76. Applications of CpE for Therapeutic Use
The use of claudins as diagnostic and prognostic biomarkers or therapeutic targets has gained traction over the last decade, especially for treatments of human cancers. A recent review by Li et al. highlights the current state and availability of potential clinically relevant claudin-targeting agents
[88][49]. Claudins play roles in nearly all aspects of tumor development and are known to be tumor suppressors or promotors
[89][50]. Recent studies have demonstrated the overexpression of claudins in many cancers, including pancreatic, uterine, breast, gastric, and ovarian cancer
[88,90][49][51]. Because several of the claudin subtypes that are overexpressed in human cancers are also CpE receptors, CpE is being actively investigated for translational applications and therapies in cancer. These applications include the targeted destruction of claudin-expressing cancer cells by CpE and the in vivo visualization of claudin-expressing cancers using radio or fluorescently labeled CpE. This normally gut-specific interaction is being exploited to target claudin-expressing cancer cells for CpE-mediated cytotoxicity in these cells. Recent work has employed CpE to induce cytolysis in cancerous breast, ovarian, colon, prostate, and gastric cells, most of which express claudin-3 and claudin-4
[91,92,93,94,95,96,97,98,99][52][53][54][55][56][57][58][59][60]. Moreover, other novel approaches for cancer treatment include the use of non-cytotoxic cCpE fused to antitumor reagents for targeted drug delivery to claudin-expressing tumors. Tumor necrosis factor was fused to cCpE and shown to be efficiently delivered and more cytotoxic to ovarian cancer cells than un-fused tumor necrosis factor
[100][61]. Moreover, gold nanoparticles conjugated to cCpE have been shown to bind claudin-expressing tumors and then be selectively destroyed via nanoparticle-mediated laser perforation
[101][62].
97. Conclusions
In less than eight years, nine structures of five unique claudin subtypes have been determined by X-ray crystallographic methods, whereas no structural information existed for the 15+ years after the discovery of claudins as the structural backbone of tight junctions. Eight of the nine structures attribute their successful structural determination to cCpE. Not only have these structures illuminated the claudin fold and an individual claudin’s function but together with the knowledge gained by CpE structures they all have contributed to a rapid, comprehensive, and mechanistic understanding of the structural and functional biology of CpE and its claudin receptors at sub-molecular levels. The insights provided by this structural information have synthesized several decades worth of functional data into a cohesive but still incomplete understanding of tight junction barriers. It is expected that continued progress will be made by answering currently unanswered questions of which structural biology will likely play an indelible role.
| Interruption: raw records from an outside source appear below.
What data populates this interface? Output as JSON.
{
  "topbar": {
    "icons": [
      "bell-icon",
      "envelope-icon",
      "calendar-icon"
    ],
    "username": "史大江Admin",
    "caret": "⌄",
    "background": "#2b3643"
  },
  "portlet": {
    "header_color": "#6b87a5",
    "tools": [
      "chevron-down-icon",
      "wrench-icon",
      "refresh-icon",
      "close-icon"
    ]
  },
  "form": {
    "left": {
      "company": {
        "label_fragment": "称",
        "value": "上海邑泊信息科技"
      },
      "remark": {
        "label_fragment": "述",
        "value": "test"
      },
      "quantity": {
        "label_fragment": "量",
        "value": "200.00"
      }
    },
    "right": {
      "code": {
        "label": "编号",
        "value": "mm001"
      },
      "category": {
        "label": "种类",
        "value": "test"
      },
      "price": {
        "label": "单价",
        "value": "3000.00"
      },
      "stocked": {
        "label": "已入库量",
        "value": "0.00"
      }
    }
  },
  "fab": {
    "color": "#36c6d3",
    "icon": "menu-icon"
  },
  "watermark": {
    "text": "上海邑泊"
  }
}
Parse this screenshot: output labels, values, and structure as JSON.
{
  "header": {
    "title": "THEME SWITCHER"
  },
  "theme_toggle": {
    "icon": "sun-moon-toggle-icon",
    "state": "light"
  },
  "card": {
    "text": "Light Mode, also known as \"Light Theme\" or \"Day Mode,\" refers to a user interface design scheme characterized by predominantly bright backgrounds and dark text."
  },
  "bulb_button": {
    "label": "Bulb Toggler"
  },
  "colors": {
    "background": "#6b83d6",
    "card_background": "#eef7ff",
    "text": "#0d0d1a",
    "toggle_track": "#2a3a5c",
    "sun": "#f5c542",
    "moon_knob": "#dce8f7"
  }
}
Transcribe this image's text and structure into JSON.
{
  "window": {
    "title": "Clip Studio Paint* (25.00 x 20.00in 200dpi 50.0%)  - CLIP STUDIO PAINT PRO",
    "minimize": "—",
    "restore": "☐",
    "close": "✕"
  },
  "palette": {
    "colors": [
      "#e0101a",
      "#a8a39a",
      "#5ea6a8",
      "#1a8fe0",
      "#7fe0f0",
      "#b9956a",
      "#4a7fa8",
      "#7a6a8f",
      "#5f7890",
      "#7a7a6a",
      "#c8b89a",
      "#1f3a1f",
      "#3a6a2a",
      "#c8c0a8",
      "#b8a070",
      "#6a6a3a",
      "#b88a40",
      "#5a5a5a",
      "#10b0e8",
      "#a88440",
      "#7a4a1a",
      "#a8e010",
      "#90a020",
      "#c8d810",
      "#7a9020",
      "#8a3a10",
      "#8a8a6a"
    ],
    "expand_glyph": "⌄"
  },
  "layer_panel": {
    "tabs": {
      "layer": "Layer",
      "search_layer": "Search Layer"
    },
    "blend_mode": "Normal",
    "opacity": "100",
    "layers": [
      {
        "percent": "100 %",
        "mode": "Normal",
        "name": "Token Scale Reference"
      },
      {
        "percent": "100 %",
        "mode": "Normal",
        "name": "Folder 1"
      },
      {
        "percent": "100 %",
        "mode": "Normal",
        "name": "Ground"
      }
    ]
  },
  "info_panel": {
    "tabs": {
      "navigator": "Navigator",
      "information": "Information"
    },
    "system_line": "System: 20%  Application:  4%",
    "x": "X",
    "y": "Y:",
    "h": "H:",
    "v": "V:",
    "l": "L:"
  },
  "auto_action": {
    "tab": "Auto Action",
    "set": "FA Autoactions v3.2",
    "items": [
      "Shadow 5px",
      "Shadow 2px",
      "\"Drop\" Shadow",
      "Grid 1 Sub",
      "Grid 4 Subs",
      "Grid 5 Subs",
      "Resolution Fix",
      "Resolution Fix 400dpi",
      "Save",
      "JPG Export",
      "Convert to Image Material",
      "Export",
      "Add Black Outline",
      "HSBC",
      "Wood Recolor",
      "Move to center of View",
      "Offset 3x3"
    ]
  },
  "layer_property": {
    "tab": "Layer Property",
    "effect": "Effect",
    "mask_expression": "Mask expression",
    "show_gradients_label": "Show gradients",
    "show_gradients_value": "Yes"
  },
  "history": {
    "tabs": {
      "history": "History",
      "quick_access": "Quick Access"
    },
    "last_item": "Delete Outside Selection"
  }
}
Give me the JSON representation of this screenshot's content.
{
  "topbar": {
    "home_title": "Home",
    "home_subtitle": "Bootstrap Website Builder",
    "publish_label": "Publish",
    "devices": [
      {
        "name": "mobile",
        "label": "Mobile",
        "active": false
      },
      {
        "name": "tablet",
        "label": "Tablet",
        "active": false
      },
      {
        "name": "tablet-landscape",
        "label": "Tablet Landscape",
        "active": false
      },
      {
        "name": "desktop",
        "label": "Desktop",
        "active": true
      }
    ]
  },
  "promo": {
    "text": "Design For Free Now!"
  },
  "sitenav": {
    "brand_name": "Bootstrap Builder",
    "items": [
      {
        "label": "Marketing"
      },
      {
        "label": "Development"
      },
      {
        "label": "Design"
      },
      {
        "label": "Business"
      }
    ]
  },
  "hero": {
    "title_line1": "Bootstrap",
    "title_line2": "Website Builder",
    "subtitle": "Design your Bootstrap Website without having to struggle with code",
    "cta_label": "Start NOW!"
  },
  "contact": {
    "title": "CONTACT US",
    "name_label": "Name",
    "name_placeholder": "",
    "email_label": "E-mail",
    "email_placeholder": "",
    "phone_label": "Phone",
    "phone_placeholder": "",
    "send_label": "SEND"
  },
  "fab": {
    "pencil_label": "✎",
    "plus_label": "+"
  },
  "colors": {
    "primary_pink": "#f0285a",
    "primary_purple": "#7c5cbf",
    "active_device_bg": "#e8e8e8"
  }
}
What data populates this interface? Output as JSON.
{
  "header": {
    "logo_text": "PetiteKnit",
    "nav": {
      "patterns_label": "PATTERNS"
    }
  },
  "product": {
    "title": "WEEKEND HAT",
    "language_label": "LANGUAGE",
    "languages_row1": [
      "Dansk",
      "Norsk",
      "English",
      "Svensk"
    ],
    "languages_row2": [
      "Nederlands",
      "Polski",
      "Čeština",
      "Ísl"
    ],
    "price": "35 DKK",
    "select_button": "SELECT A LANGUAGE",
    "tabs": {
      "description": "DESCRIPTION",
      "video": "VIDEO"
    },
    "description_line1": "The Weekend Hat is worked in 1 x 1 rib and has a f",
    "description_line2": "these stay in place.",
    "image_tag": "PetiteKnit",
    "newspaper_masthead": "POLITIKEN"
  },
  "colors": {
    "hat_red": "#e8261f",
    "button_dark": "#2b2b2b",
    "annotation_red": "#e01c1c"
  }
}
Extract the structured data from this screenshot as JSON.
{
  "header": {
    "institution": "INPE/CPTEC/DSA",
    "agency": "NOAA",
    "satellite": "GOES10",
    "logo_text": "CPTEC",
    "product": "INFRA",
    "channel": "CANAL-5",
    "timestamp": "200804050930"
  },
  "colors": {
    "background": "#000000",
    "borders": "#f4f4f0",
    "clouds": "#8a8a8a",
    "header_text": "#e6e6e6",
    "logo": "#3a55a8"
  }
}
The role of structural biology is already apparent in the advancements of cCpE- and CpE-based diagnostics and therapeutics. Hence, future innovations will require research groups from multidisciplinary fields to be interdependent to enable treatments for claudin-linked diseases and improve human health. Even in the absence of translational applications, CpE will continue to be an increasingly powerful tool to examine the structure and function of tight junctions.